She Guides 120 Cardiovascular Critical Care Nurses At Methodist

Jessica Jones’ roster is an impressive one – 120 nurses and 15 support staff.

Her team’s mission is a crucial one – care for some of the most critically ill patients at IU Health Methodist Hospital.

The 34 beds inside the cardiovascular critical care unit are filled with people who’ve just had heart transplants and lung transplants and open heart surgeries.

Some days, that unit is filled with happiness and victories. Some days, the tears and the loss creep in.

And yet, somehow, Jones – the clinical manager of the CVCC unit – handles it all with ease. She is compassionate and upbeat. She is friendly and hands on.

Jones isn’t a bedside nurse anymore, but she can’t pull herself away from the bedside for good. On her shifts, Jones can often be found inside patients’ rooms, helping out.

“I can’t think of anything more humbling than being a part of this,” says Jones, who has been in the CVCC unit 14 years. “It’s an honor. I have to get my hands in there. I feel like it’s part of me.” 

For Jones, it’s like therapy. A hectic, bad day can be turned into a good day just by doing something for a patient that makes them feel better.

That, after all, is why Jones got into this career in the first place – to help others.


As an athletic trainer at Heritage Christian High School, Jones loved wrapping ankles.  

She soon realized that wasn’t necessarily the norm. Not everybody thought that sort of thing, taping up sweaty players’ joints, was fun.

“I just found myself drawn to wanting to help people,” says Jones, a married mother of three. “That started pretty early on.”
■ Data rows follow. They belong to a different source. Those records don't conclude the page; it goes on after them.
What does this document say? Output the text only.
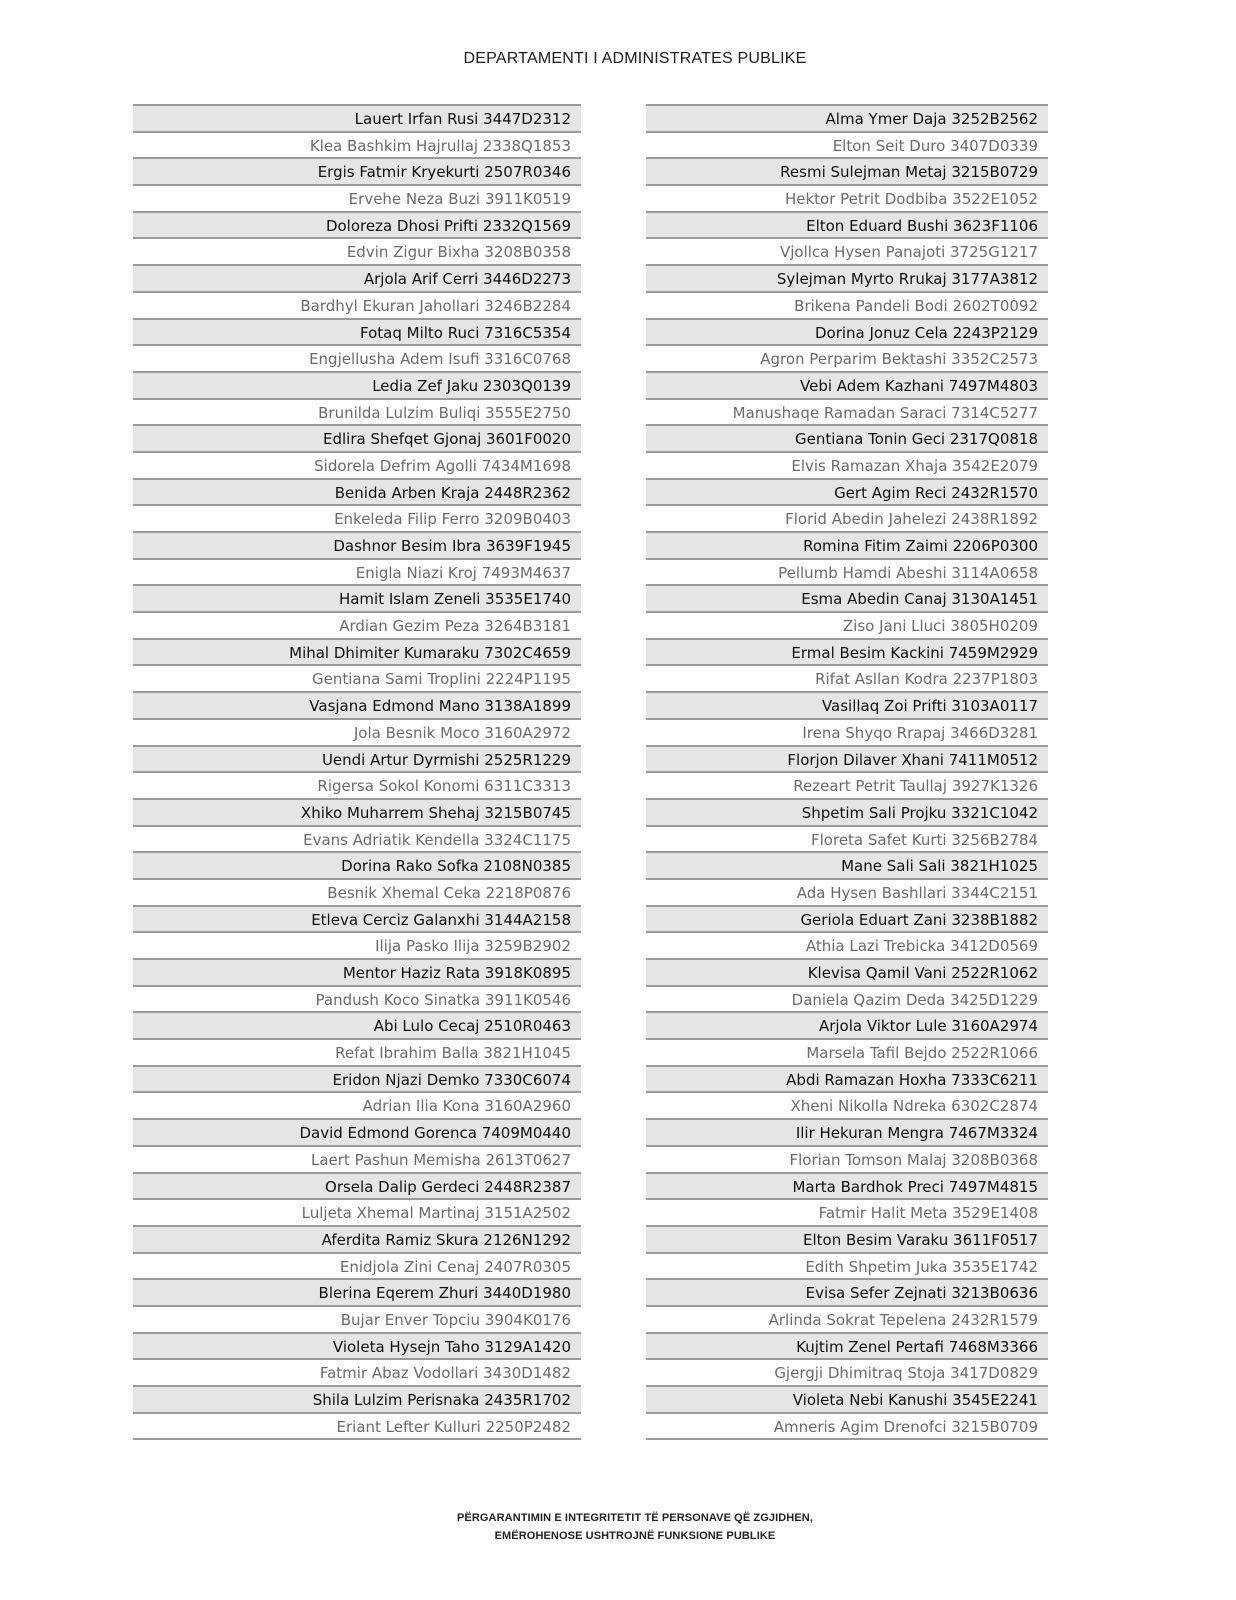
DEPARTAMENTI I ADMINISTRATES PUBLIKE
Lauert Irfan Rusi 3447D2312
Klea Bashkim Hajrullaj 2338Q1853
Ergis Fatmir Kryekurti 2507R0346
Ervehe Neza Buzi 3911K0519
Doloreza Dhosi Prifti 2332Q1569
Edvin Zigur Bixha 3208B0358
Arjola Arif Cerri 3446D2273
Bardhyl Ekuran Jahollari 3246B2284
Fotaq Milto Ruci 7316C5354
Engjellusha Adem Isufi 3316C0768
Ledia Zef Jaku 2303Q0139
Brunilda Lulzim Buliqi 3555E2750
Edlira Shefqet Gjonaj 3601F0020
Sidorela Defrim Agolli 7434M1698
Benida Arben Kraja 2448R2362
Enkeleda Filip Ferro 3209B0403
Dashnor Besim Ibra 3639F1945
Enigla Niazi Kroj 7493M4637
Hamit Islam Zeneli 3535E1740
Ardian Gezim Peza 3264B3181
Mihal Dhimiter Kumaraku 7302C4659
Gentiana Sami Troplini 2224P1195
Vasjana Edmond Mano 3138A1899
Jola Besnik Moco 3160A2972
Uendi Artur Dyrmishi 2525R1229
Rigersa Sokol Konomi 6311C3313
Xhiko Muharrem Shehaj 3215B0745
Evans Adriatik Kendella 3324C1175
Dorina Rako Sofka 2108N0385
Besnik Xhemal Ceka 2218P0876
Etleva Cerciz Galanxhi 3144A2158
Ilija Pasko Ilija 3259B2902
Mentor Haziz Rata 3918K0895
Pandush Koco Sinatka 3911K0546
Abi Lulo Cecaj 2510R0463
Refat Ibrahim Balla 3821H1045
Eridon Njazi Demko 7330C6074
Adrian Ilia Kona 3160A2960
David Edmond Gorenca 7409M0440
Laert Pashun Memisha 2613T0627
Orsela Dalip Gerdeci 2448R2387
Luljeta Xhemal Martinaj 3151A2502
Aferdita Ramiz Skura 2126N1292
Enidjola Zini Cenaj 2407R0305
Blerina Eqerem Zhuri 3440D1980
Bujar Enver Topciu 3904K0176
Violeta Hysejn Taho 3129A1420
Fatmir Abaz Vodollari 3430D1482
Shila Lulzim Perisnaka 2435R1702
Eriant Lefter Kulluri 2250P2482
Alma Ymer Daja 3252B2562
Elton Seit Duro 3407D0339
Resmi Sulejman Metaj 3215B0729
Hektor Petrit Dodbiba 3522E1052
Elton Eduard Bushi 3623F1106
Vjollca Hysen Panajoti 3725G1217
Sylejman Myrto Rrukaj 3177A3812
Brikena Pandeli Bodi 2602T0092
Dorina Jonuz Cela 2243P2129
Agron Perparim Bektashi 3352C2573
Vebi Adem Kazhani 7497M4803
Manushaqe Ramadan Saraci 7314C5277
Gentiana Tonin Geci 2317Q0818
Elvis Ramazan Xhaja 3542E2079
Gert Agim Reci 2432R1570
Florid Abedin Jahelezi 2438R1892
Romina Fitim Zaimi 2206P0300
Pellumb Hamdi Abeshi 3114A0658
Esma Abedin Canaj 3130A1451
Ziso Jani Lluci 3805H0209
Ermal Besim Kackini 7459M2929
Rifat Asllan Kodra 2237P1803
Vasillaq Zoi Prifti 3103A0117
Irena Shyqo Rrapaj 3466D3281
Florjon Dilaver Xhani 7411M0512
Rezeart Petrit Taullaj 3927K1326
Shpetim Sali Projku 3321C1042
Floreta Safet Kurti 3256B2784
Mane Sali Sali 3821H1025
Ada Hysen Bashllari 3344C2151
Geriola Eduart Zani 3238B1882
Athia Lazi Trebicka 3412D0569
Klevisa Qamil Vani 2522R1062
Daniela Qazim Deda 3425D1229
Arjola Viktor Lule 3160A2974
Marsela Tafil Bejdo 2522R1066
Abdi Ramazan Hoxha 7333C6211
Xheni Nikolla Ndreka 6302C2874
Ilir Hekuran Mengra 7467M3324
Florian Tomson Malaj 3208B0368
Marta Bardhok Preci 7497M4815
Fatmir Halit Meta 3529E1408
Elton Besim Varaku 3611F0517
Edith Shpetim Juka 3535E1742
Evisa Sefer Zejnati 3213B0636
Arlinda Sokrat Tepelena 2432R1579
Kujtim Zenel Pertafi 7468M3366
Gjergji Dhimitraq Stoja 3417D0829
Violeta Nebi Kanushi 3545E2241
Amneris Agim Drenofci 3215B0709
PËRGARANTIMIN E INTEGRITETIT TË PERSONAVE QË ZGJIDHEN,
EMËROHENOSE USHTROJNË FUNKSIONE PUBLIKE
There’s certainly good reason for that. Jones’ dad, Randy Caldwell, M.D., is a cardiologist at Riley Hospital for Children at IU Health. Her mom, a nurse, went to nursing school at Methodist, when the hospital offered that training.

“I guess my roots are with IU Health,” says Jones, who is known as a leader – and a mom — who likes to make things fun. 

As she headed to college at Indiana University, Jones had pretty much settled on a career – physical therapy or medical school. Healthcare was definitely in her future.

By the second semester of college, she realized nursing was the perfect fit. While in nursing school, Dr. Caldwell suggested to his daughter she might try working at a hospital before graduating.

Jones started a job as a tech in the emergency department at Riley and loved it. She thought that was where she would end up one day.

But then, near the end of nursing school, Jones had clinical at Methodist in CVCC.

“It just clicked with me,” Jones says. The unit manager asked if Jones would transfer there to be a tech. She did. And after graduating she was asked to stay on again, this time as a nurse in CVCC.

That was 14 years ago and Jones has never looked back.

She started as a night shift nurse and did that for 11 years – five as a nurse and six in a shift coordinator role. Three years ago she took on the role of clinical manager.

Being able to oversee the unit and mentor young nurses, while still caring for patients, is the perfect fit for Jones.

“I cannot think of a profession that marries my passion and my ministry better,” she says.

More With Jones

Personal: She is married to Dustin and the two have three children: Oliver, 8, Max, 7, and Ruby, 3. They adopted all their children and are foster parents. 

Outside of Methodist: She enjoys playing soccer and going to Dustin’s cycling races. Oliver plays soccer and Max is a gymnast so the family spends a lot of time at one another’s activities.

Advice to young nurses: “It’s hard. Nursing is hard. You have to go into it knowing that. When things get really hard, just remember why we’re doing what we’re doing.”

Fun fact No. 1: Jones set up her twin brother with one of the nurses she worked with on a blind date. They’re now married and have a son.

Fun fact No. 2: Jones has a twin brother. Her mother is a twin and her grandma was a twin.

Always learning: Jones is in school getting her master’s degree in  nursing and health systems leadership.

On the side: The family lives in a historic neighborhood downtown Indianapolis and is renovating their home.

What she loves about Methodist: “Just being part of the
Academic Health Center, all the resources. It’s cutting edge technology.”

— By Dana Benbow, Senior Journalist at IU Health.